An oil price freeze through the end of the year appears nearly certain as oil ministers from the Organization of Petroleum Exporting Countries along the oil-rich Persian Gulf prepare for their semi-annual price-fixing meeting in Geneva this weekend.
Despite continuing concern over the decline in the dollar's purchasing power, officials in the Gulf producing countries have conceded privately in recent weeks that it is likely prices will be frozen through December.
One key petroleum minister, the United Arab Emirate's Mana Saeed Otaiba, said on the eve of his departure for Geneva, "There won't be an increase in the price of oil till the end of the year."
Otaiba said in an interview oil prices should not be increased, because of the world oil glut. The glut, which has depressed demand for OPEC oil and provided a politically inconvenient backdrop for President Carter's effort to enact an energy bill, is the result of new oil supplies coming from the North Sea and Alaska's North Slope.
Coupled with conservation measures and flagging economic activity in some of the industralized countries, the oil glut has not only forced some OPEC producers to curtail their production but to shave prices.
The benchmark oil price has stood at $12.70 per barrell for the last year, although prices vary depending on the quality of the oil.
Moderate price increases in the future, however, are inevitable, Otaiba said fingering one of the slender reed canes carried by the sheikhs and leading United Arab Emirates policy makers and business leaders.
"The pricing issue is a live issue, it must be kept open and elastic and it has to respond to the world's economic changes," Otaiba said. "it is wise to wait till the end of the year. We can wait another six months, the world will not end," he added.

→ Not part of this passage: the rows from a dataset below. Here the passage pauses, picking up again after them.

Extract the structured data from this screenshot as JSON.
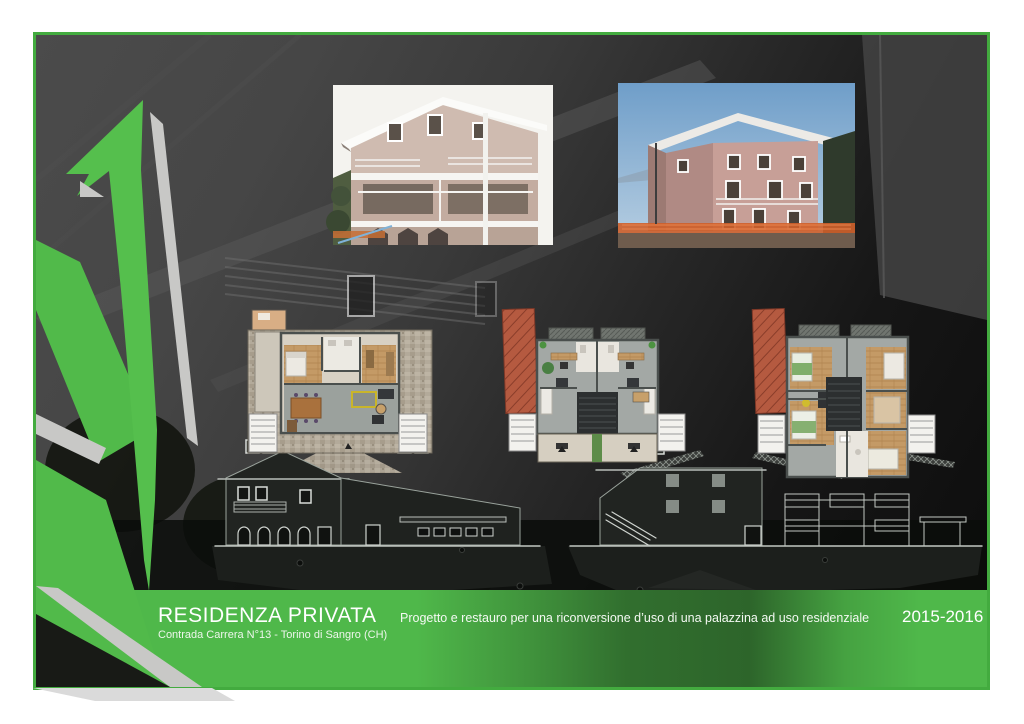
{
  "palette": {
    "accent_green": "#4fb84a",
    "frame_border_green": "#43ab3f",
    "shadow_gray": "#c8c8c6",
    "photo_backdrop_dark": "#2c2c2c"
  },
  "footer": {
    "title": "RESIDENZA PRIVATA",
    "subtitle": "Contrada Carrera N°13 - Torino di Sangro (CH)",
    "description": "Progetto e restauro per una riconversione d’uso di una palazzina ad uso residenziale",
    "years": "2015-2016"
  },
  "figures": {
    "photo_left": "building-exterior-photo-front",
    "photo_right": "building-exterior-photo-rear",
    "plan_1": "ground-floor-plan",
    "plan_2": "first-floor-plan",
    "plan_3": "second-floor-plan",
    "elevation": "street-elevation-line-drawing",
    "graphic": "green-arrow-brand-graphic"
  }
}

The oil minister said that the Emirates and other OPEC countries favoring price moderation, including OPEC's leading producer Saudi Arabia, argue that the world economy can ill afford the effects of even a moderate price increase now.
The erosion in the dollar's value in international financial markets - estimated by OPEC's secretariat at up to 15 per cent since prices were last increased - has affected all the OPEC countries, including countries such as Saudia Arabia, Kuwait and the Emirates which have continued to add billions of dollars yearly to their accumulated surplus funds since oil prices quadrupled in 1974.
Earlier this week Kuwaite Oil Minister Khalifa Sabah said his country would press for a price increase because of the fall in the dollar. Kuwait is expected to be joined by Libya, Iraq, Algeria and other states in the 13-member cartel generally considered "price hawks."
Oil analysts in neighboring Gulf producing states have suggested that Kuwait's demand for a price hike to compensate for the decline in the dollar is focused more at pressing for an increase in December rather than at Geneva.
OPEC's most recent meeting held in Caracas, Venezuela, last December was dominated by Saudia Arabia and Iran which, along with the United Arab Emirates, account for more than half of OPEC's daily production. While not outspoken, it was clear that their call for a continued freeze in oil pruces was heard by other countries. Moreover OPEC members are seeking to avoid repeating the split at their meeting 18 months ago when Saudi Arabia and the Emirates broke with the other members calling for a 5 percent rather than 10 percent price increase.
At an informal meeting of OPEC oil ministers held by Saudi Arabia's Zaki Yamani last month in Taif, the Saudias' summer capital, there was a discussion of whether the dollar should be replaced the pricing mechanism for oil.
No final decision was made then, Otaiba said, and it was unlikely that a shift away from the dollar would result from the Geneva meeting.